Necm 1:
Batdığı dem yıldıza and olsun ki,
Necm 2:
saahibiniz (doğru yoldan) sapmadı. Baatıla da inanmadı.
Necm 3:
Kendi (re´y-ü) hevâsından söylemez o.
Necm 4:
O, kendisine (Allahdan) ilkaa edilegelen bir vahyden başkası değildir.
Necm 5:
Onu müdhiş kuvvetlere mâlik olan öğretdi.
Necm 6:
(Ki o) akıl ve re´yinde kâmil (bir melek) dir.
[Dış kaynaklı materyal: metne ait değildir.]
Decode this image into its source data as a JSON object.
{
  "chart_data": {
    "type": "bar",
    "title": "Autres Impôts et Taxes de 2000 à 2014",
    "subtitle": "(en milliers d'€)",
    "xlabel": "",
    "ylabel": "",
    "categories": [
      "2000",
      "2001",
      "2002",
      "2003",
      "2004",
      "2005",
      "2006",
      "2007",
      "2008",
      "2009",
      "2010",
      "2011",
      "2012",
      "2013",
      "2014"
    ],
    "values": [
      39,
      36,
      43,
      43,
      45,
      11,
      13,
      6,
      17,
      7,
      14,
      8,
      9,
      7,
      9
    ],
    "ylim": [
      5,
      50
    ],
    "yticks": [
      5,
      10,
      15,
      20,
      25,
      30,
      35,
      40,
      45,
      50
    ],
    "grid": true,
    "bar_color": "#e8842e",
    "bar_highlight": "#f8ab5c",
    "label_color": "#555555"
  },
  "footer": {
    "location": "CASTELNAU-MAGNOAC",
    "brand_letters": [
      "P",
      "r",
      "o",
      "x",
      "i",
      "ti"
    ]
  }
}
Hemen (kendi suretine girib) doğruldu.
Necm 7:
O, en yüksek ufukda idi.
Necm 8:
Sonra (Cebrail, ona) yaklaşdı. Derken sarkdı.
Necm 9:
(Bu suretle o, peygamberlere) iki yay kadar, yahud daha yakın oldu da,
Necm 10:
(Allahın) kuluna vahy etdiği neyse onu vahyetdi.
Necm 11:
Onun gördüğünü kalb (i) yalana çıkarmadı.
Necm 12:
Şimdi siz onun bu görüşüne karşı da kendisiyle mücâdele mi edeceksiniz?
Necm 13:
(13-14) Andolsun ki onu diğer bir defa da Sidre-tül müntehânın yanında gördü o,
Necm 14:
(13-14) Andolsun ki onu diğer bir defa da Sidre-tül müntehânın yanında gördü o,
Necm 15:
ki Cennet-ül me´vâ onun yanındadır.
Necm 16:
O (gördüğü) zaman Sidreyi bürüyordu onu bürümekde olan.
Necm 17:
(Peygamberin) göz (ü, gördüğünden) ağmadı, (onu) aşmadı da.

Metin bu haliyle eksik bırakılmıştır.